Der Einsturz der Garnisonkirche in Hannover am 23. Juli 1893
Nach der Annexion 1866 wurde die Stadt Hannover Hauptquartier des X. Armee-Korps der preußischen Armee und Friedensstandort eines Teils der ihm unterstellten 19. Division. Mit dem 24. 6. 1867 wurde gegen den Widerstand der lutherischen Geistlichkeit die preußische Militärkirchenordnung eingeführt und eine unierte Militärgemeinde gebildet, der sich auch zahlreiche Zivilbeamte in preußischen Diensten anschlossen. Die Gottesdienste fanden zunächst in der Schlosskirche statt. Mit rund 9000 Gemeindegliedern Anfang der 1890er Jahre reichten die dortigen Kapazitäten aber nicht mehr aus. Der Fiskus entschloss sich zum Neubau einer Garnisonkirche am Goetheplatz und beauftragte den Architekten Christoph Hehl mit einem Entwurf, der auch das Selbstbewusstsein und Repräsentationsbedürfnis der Gemeinde wiederspiegeln sollte.
Am 5. April 1892 wurde der Grundstein gelegt. Als preußisches Prestigeobjekt wurde ihr Bau durch Staat und Kaiser politisch und finanziell gefördert. Die Baukosten wurden teilweise aus außerplanmäßigen Haushaltsmitteln bestritten. Dass dazu auch auf den Welfenfonds (das beschlagnahmte Privatvermögen des ehemaligen hannoverschen Königshauses) zurückgegriffen wurde, sorgte in welfentreuen Kreisen für Empörung und bei der eingesessenen Bevölkerung für eine spürbare Ablehnung des Kirchenbaus. Die Finanzierung der Innenausstattung sollte weitgehend aus Eigenmitteln der Gemeinde und Sammlungen erfolgen. Als sich aber abzeichnete, dass auch hier die Mittel nicht ausreichten, bewilligte der Kaiser aus seinem Dispositionsfonds die notwendigen Gelder.

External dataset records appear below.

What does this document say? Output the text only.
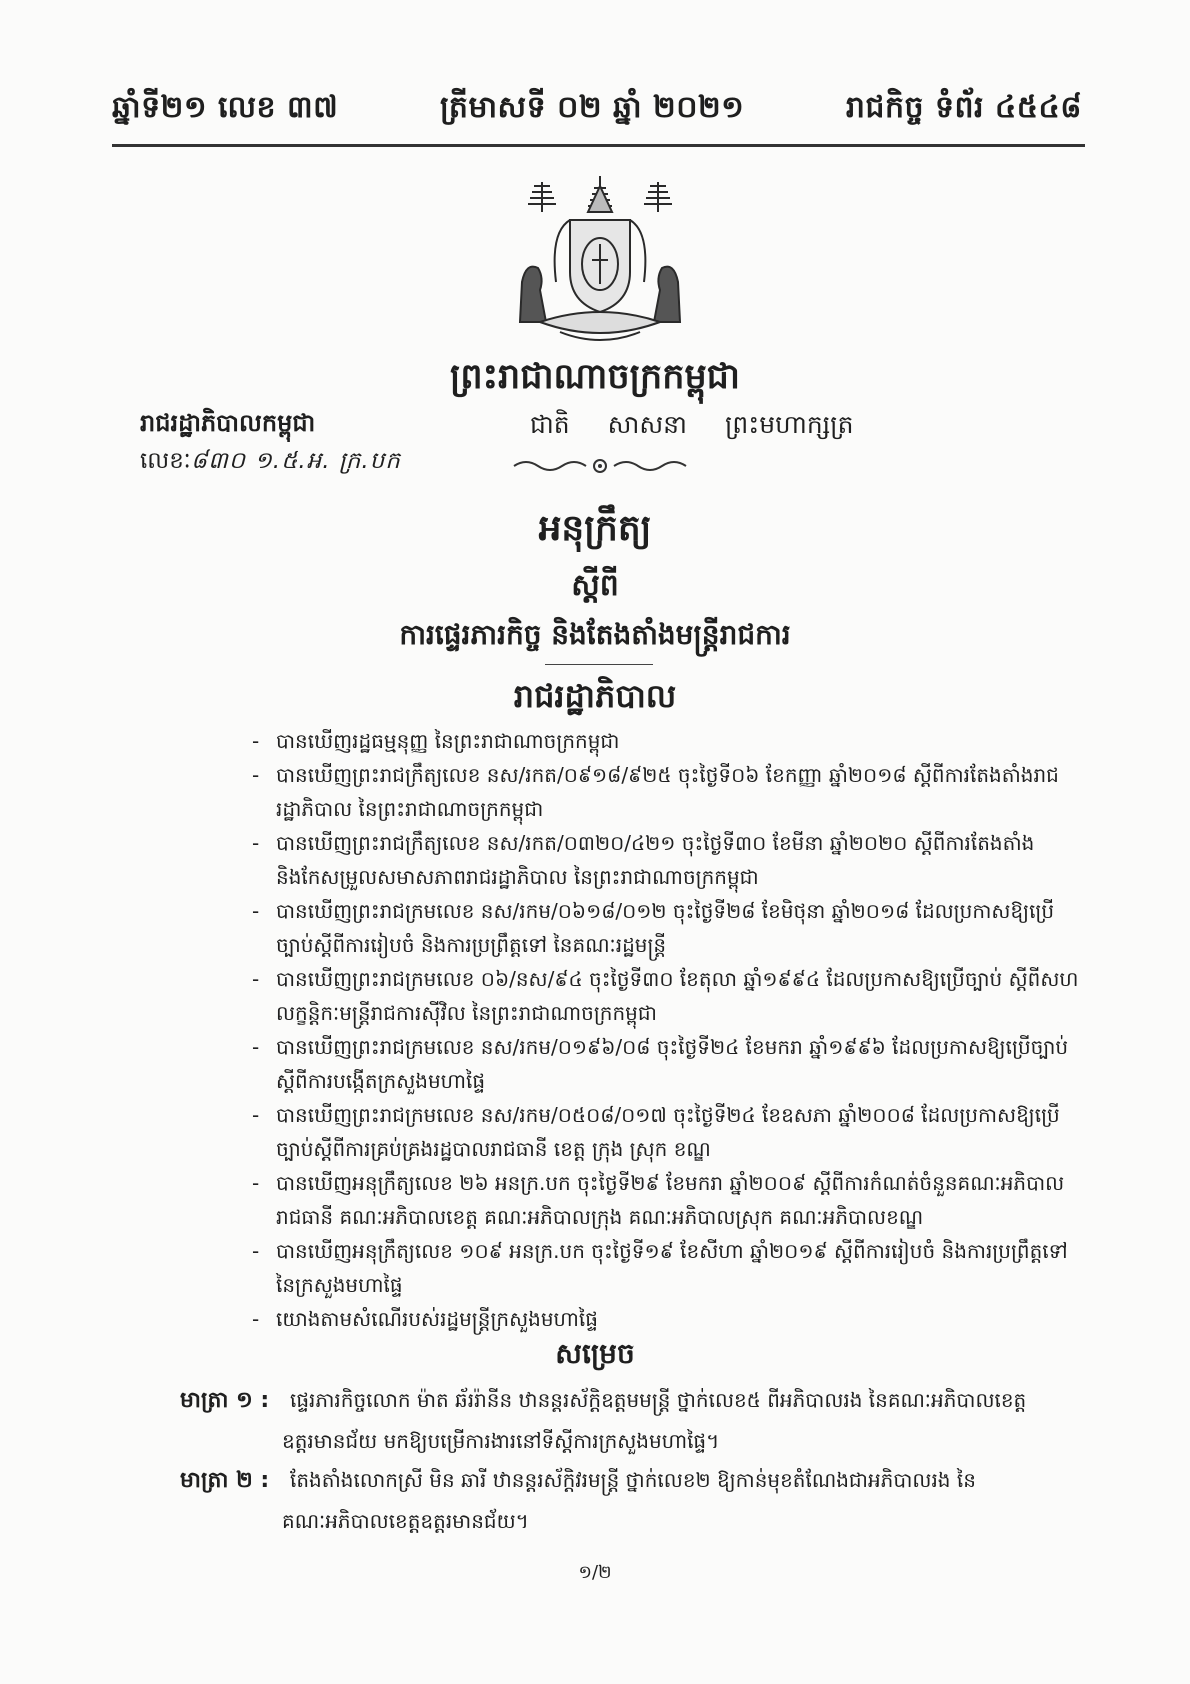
ឆ្នាំទី២១ លេខ ៣៧	ត្រីមាសទី ០២ ឆ្នាំ ២០២១	រាជកិច្ច ទំព័រ ៤៥៤៨
ព្រះរាជាណាចក្រកម្ពុជា
រាជរដ្ឋាភិបាលកម្ពុជា
លេខៈ៨៣០ ១.៥.អ. ក្រ.បក
ជាតិ សាសនា ព្រះមហាក្សត្រ
អនុក្រឹត្យ
ស្តីពី
ការផ្ទេរភារកិច្ច និងតែងតាំងមន្ត្រីរាជការ
រាជរដ្ឋាភិបាល
- បានឃើញរដ្ឋធម្មនុញ្ញ នៃព្រះរាជាណាចក្រកម្ពុជា
- បានឃើញព្រះរាជក្រឹត្យលេខ នស/រកត/០៩១៨/៩២៥ ចុះថ្ងៃទី០៦ ខែកញ្ញា ឆ្នាំ២០១៨ ស្តីពីការតែងតាំងរាជរដ្ឋាភិបាល នៃព្រះរាជាណាចក្រកម្ពុជា
- បានឃើញព្រះរាជក្រឹត្យលេខ នស/រកត/០៣២០/៤២១ ចុះថ្ងៃទី៣០ ខែមីនា ឆ្នាំ២០២០ ស្តីពីការតែងតាំង និងកែសម្រួលសមាសភាពរាជរដ្ឋាភិបាល នៃព្រះរាជាណាចក្រកម្ពុជា
- បានឃើញព្រះរាជក្រមលេខ នស/រកម/០៦១៨/០១២ ចុះថ្ងៃទី២៨ ខែមិថុនា ឆ្នាំ២០១៨ ដែលប្រកាសឱ្យប្រើច្បាប់ស្តីពីការរៀបចំ និងការប្រព្រឹត្តទៅ នៃគណៈរដ្ឋមន្ត្រី
- បានឃើញព្រះរាជក្រមលេខ ០៦/នស/៩៤ ចុះថ្ងៃទី៣០ ខែតុលា ឆ្នាំ១៩៩៤ ដែលប្រកាសឱ្យប្រើច្បាប់ ស្តីពីសហលក្ខន្តិកៈមន្ត្រីរាជការស៊ីវិល នៃព្រះរាជាណាចក្រកម្ពុជា
- បានឃើញព្រះរាជក្រមលេខ នស/រកម/០១៩៦/០៨ ចុះថ្ងៃទី២៤ ខែមករា ឆ្នាំ១៩៩៦ ដែលប្រកាសឱ្យប្រើច្បាប់ស្តីពីការបង្កើតក្រសួងមហាផ្ទៃ
- បានឃើញព្រះរាជក្រមលេខ នស/រកម/០៥០៨/០១៧ ចុះថ្ងៃទី២៤ ខែឧសភា ឆ្នាំ២០០៨ ដែលប្រកាសឱ្យប្រើច្បាប់ស្តីពីការគ្រប់គ្រងរដ្ឋបាលរាជធានី ខេត្ត ក្រុង ស្រុក ខណ្ឌ
- បានឃើញអនុក្រឹត្យលេខ ២៦ អនក្រ.បក ចុះថ្ងៃទី២៩ ខែមករា ឆ្នាំ២០០៩ ស្តីពីការកំណត់ចំនួនគណៈអភិបាលរាជធានី គណៈអភិបាលខេត្ត គណៈអភិបាលក្រុង គណៈអភិបាលស្រុក គណៈអភិបាលខណ្ឌ
- បានឃើញអនុក្រឹត្យលេខ ១០៩ អនក្រ.បក ចុះថ្ងៃទី១៩ ខែសីហា ឆ្នាំ២០១៩ ស្តីពីការរៀបចំ និងការប្រព្រឹត្តទៅ នៃក្រសួងមហាផ្ទៃ
- យោងតាមសំណើរបស់រដ្ឋមន្ត្រីក្រសួងមហាផ្ទៃ
សម្រេច
មាត្រា ១ : ផ្ទេរភារកិច្ចលោក ម៉ាត ឆ័ររ៉ានីន ឋានន្តរស័ក្តិឧត្តមមន្ត្រី ថ្នាក់លេខ៥ ពីអភិបាលរង នៃគណៈអភិបាលខេត្ត
ឧត្តរមានជ័យ មកឱ្យបម្រើការងារនៅទីស្តីការក្រសួងមហាផ្ទៃ។
មាត្រា ២ : តែងតាំងលោកស្រី មិន ឆារី ឋានន្តរស័ក្តិវរមន្ត្រី ថ្នាក់លេខ២ ឱ្យកាន់មុខតំណែងជាអភិបាលរង នៃ
គណៈអភិបាលខេត្តឧត្តរមានជ័យ។
១/២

Noch vor der Vollendung stürzte am 23. Juli 1893 der südliche Glockenturm der Westfassade ein: Für die Hannoveraner ein willkommener Anlass, über die Kirche und die sie vertretende Obrigkeit zu spotten. Eine verbreitete Legende berichtete, ein Schuljunge habe vor der Kirche „Üb´ immer Treu und Redlichkeit“ gepfiffen – worauf die Kirchtürme angesichts der Finanzierung aus dem Welfenfonds beschämt niedersanken.
Unser Bild zeigt den abgesperrten Bereich um die Kirche vor Beginn der Aufräumarbeiten. Die Unglückstelle zog in den folgenden Tagen zahlreiche Schaulustige an, besonders nachdem die Zeitungen über das Ereignis berichtet hatten. "Ganz außerordentlich vergnügte Gesichter machten während des ganzen Tages die Inhaber der der Einsturzstelle benachbarten Restaurationen", vermeldete der Hannoversche Anzeiger. "Die gute alte Sitte nicht nur die fröhlichen, sondern auch die tragischen Ereignisse bei kreisendem Becher zu besprechen, behauptete auch diesesmal ihr Recht. Auch die bei der Bauleitung betheiligten Architekten hielten an dieser Sitte fest, bekämpften ihren Gram mit Essen und tranken tiefgerührt dazu."
Ursächlich für das Unglück waren der unzulängliche Baugrund im Bereich der im 18. Jahrhundert zugeschütteten Stadtbefestigung und Materialfehler. Wegen mangelhafter Bauaufsicht wurde Christoph Hehl zu einer Geldstrafe von 500 Mark verurteilt.